Przed tym pojedynkiem Żeromiński zmienił sposób przygotowania do walki. Po raz pierwszy zdecydował się na współpracę z trenerem przygotowania fizycznego, Mateuszem Kubicą. Jak podkreśla, lepsze przygotowanie motoryczne ma pozwolić mu na zrealizowanie założonej strategii.
– Plan będzie taki sam, żeby wyjść i od początku przejąć inicjatywę. W pierwszej walce były momenty, że mogłem przyspieszyć i wyraźnie wygrać tę walkę, ale czułem, że wygrywam ten pojedynek i odpuściłem. Przegrałem walkę stosunkiem głosów 2:1, choć cały czas z tym werdyktem się nie zgadzam. Teraz nie zostawiam takiej furtki, jak będzie okazja pokonać przeciwnika to nie zwalniam tempa. Jestem dobrze przygotowany, dwanaście tygodni ciężkich przygotowań, do tego na sparingach ćwiczyliśmy różne warianty walki. Być może Łukasz będzie chciał ze mną powalczyć w pół dystansie, więc to również przerabialiśmy. Wszystko wyjaśni się w sobotę stwierdził Michał Żeromiński.
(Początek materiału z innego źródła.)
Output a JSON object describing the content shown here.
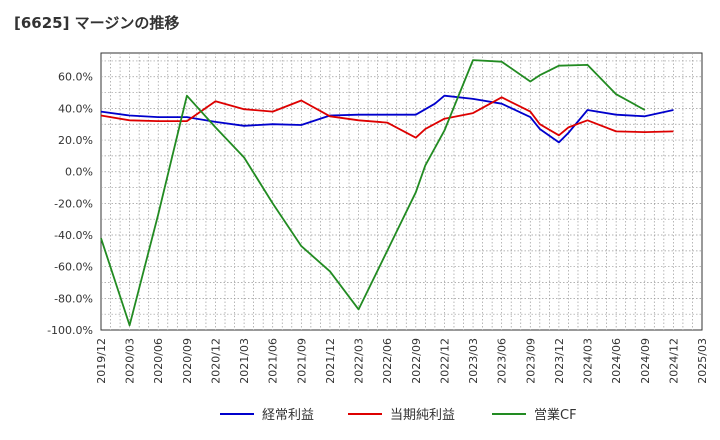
{
  "chart_data": {
    "type": "line",
    "title": "[6625]  マージンの推移",
    "xlabel": "",
    "ylabel": "",
    "ylim": [
      -100,
      75
    ],
    "yticks": [
      60,
      40,
      20,
      0,
      -20,
      -40,
      -60,
      -80,
      -100
    ],
    "ytick_labels": [
      "60.0%",
      "40.0%",
      "20.0%",
      "0.0%",
      "-20.0%",
      "-40.0%",
      "-60.0%",
      "-80.0%",
      "-100.0%"
    ],
    "x_ticks": [
      "2019/12",
      "2020/03",
      "2020/06",
      "2020/09",
      "2020/12",
      "2021/03",
      "2021/06",
      "2021/09",
      "2021/12",
      "2022/03",
      "2022/06",
      "2022/09",
      "2022/12",
      "2023/03",
      "2023/06",
      "2023/09",
      "2023/12",
      "2024/03",
      "2024/06",
      "2024/09",
      "2024/12",
      "2025/03"
    ],
    "grid": true,
    "legend_position": "bottom",
    "series": [
      {
        "name": "経常利益",
        "color": "#0000cc",
        "points": [
          [
            "2019/12",
            38.0
          ],
          [
            "2020/03",
            35.5
          ],
          [
            "2020/06",
            34.5
          ],
          [
            "2020/09",
            34.5
          ],
          [
            "2020/12",
            31.5
          ],
          [
            "2021/03",
            29.0
          ],
          [
            "2021/06",
            30.0
          ],
          [
            "2021/09",
            29.5
          ],
          [
            "2021/12",
            35.5
          ],
          [
            "2022/03",
            36.0
          ],
          [
            "2022/06",
            36.0
          ],
          [
            "2022/09",
            36.0
          ],
          [
            "2022/11",
            43.0
          ],
          [
            "2022/12",
            48.0
          ],
          [
            "2023/03",
            46.0
          ],
          [
            "2023/06",
            43.0
          ],
          [
            "2023/09",
            34.5
          ],
          [
            "2023/10",
            27.0
          ],
          [
            "2023/12",
            18.5
          ],
          [
            "2024/01",
            24.5
          ],
          [
            "2024/03",
            39.0
          ],
          [
            "2024/06",
            36.0
          ],
          [
            "2024/09",
            35.0
          ],
          [
            "2024/12",
            39.0
          ]
        ]
      },
      {
        "name": "当期純利益",
        "color": "#dd0000",
        "points": [
          [
            "2019/12",
            35.5
          ],
          [
            "2020/03",
            32.5
          ],
          [
            "2020/06",
            32.0
          ],
          [
            "2020/09",
            32.0
          ],
          [
            "2020/12",
            44.5
          ],
          [
            "2021/03",
            39.5
          ],
          [
            "2021/06",
            38.0
          ],
          [
            "2021/09",
            45.0
          ],
          [
            "2021/12",
            35.0
          ],
          [
            "2022/03",
            32.5
          ],
          [
            "2022/06",
            31.0
          ],
          [
            "2022/09",
            21.5
          ],
          [
            "2022/10",
            27.0
          ],
          [
            "2022/12",
            33.5
          ],
          [
            "2023/03",
            37.0
          ],
          [
            "2023/06",
            47.0
          ],
          [
            "2023/09",
            38.0
          ],
          [
            "2023/10",
            30.0
          ],
          [
            "2023/12",
            23.0
          ],
          [
            "2024/01",
            28.0
          ],
          [
            "2024/03",
            32.5
          ],
          [
            "2024/06",
            25.5
          ],
          [
            "2024/09",
            25.0
          ],
          [
            "2024/12",
            25.5
          ]
        ]
      },
      {
        "name": "営業CF",
        "color": "#228b22",
        "points": [
          [
            "2019/12",
            -42.0
          ],
          [
            "2020/03",
            -97.0
          ],
          [
            "2020/06",
            -27.0
          ],
          [
            "2020/09",
            48.0
          ],
          [
            "2020/12",
            28.0
          ],
          [
            "2021/03",
            9.0
          ],
          [
            "2021/06",
            -20.0
          ],
          [
            "2021/09",
            -47.0
          ],
          [
            "2021/12",
            -63.0
          ],
          [
            "2022/03",
            -87.0
          ],
          [
            "2022/06",
            -50.0
          ],
          [
            "2022/09",
            -13.0
          ],
          [
            "2022/10",
            4.0
          ],
          [
            "2022/12",
            26.0
          ],
          [
            "2023/03",
            70.5
          ],
          [
            "2023/06",
            69.5
          ],
          [
            "2023/09",
            57.0
          ],
          [
            "2023/10",
            61.0
          ],
          [
            "2023/12",
            67.0
          ],
          [
            "2024/03",
            67.5
          ],
          [
            "2024/06",
            49.0
          ],
          [
            "2024/09",
            39.0
          ]
        ]
      }
    ]
  }
}
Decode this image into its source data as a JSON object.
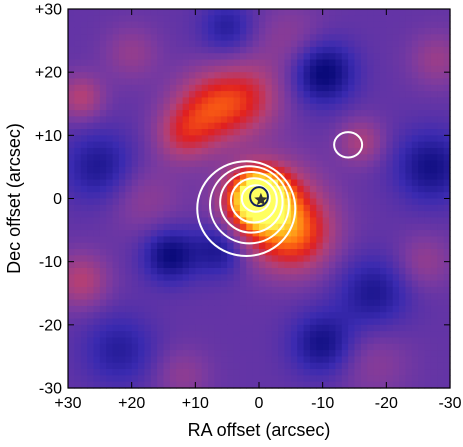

Sobotni pojedynek może mieć również duży wpływ na dalszą przyszłość radomskiego pięściarza.
– Jak przegram rewanż w takim stosunku jak ostatnio, że będę lepszy, ale sędziowie mi nie dadzą wygrać to coś się ruszy. Jeżeli przegram to na pewno w jakiś sposób mnie to zastopuje. Na razie jednak nie myślę o tym. Najważniejszy jest pojedynek, cały czas w głowie mam, że to ja będę zwycięzcą i na tym się skupiam – uzupełnił Michał Żeromiński, pięściarz.
– Michał nie unika żadnych wyzwań, podejmuje wszystkie walki jakie ma i uważam, że jeśli pokaże się z dobrej strony i tę walkę wygra to coraz bliżej będzie to upragnione Mistrzostwo Europy – dodał Mariusz Grabowski, promotor grupy Tymex Boxing Promotion.
Gala Polsat Boxing Night będzie dystrybuowana w systemie Pay Per View. Koszt wykupienia dostępu do gali to 40 zł.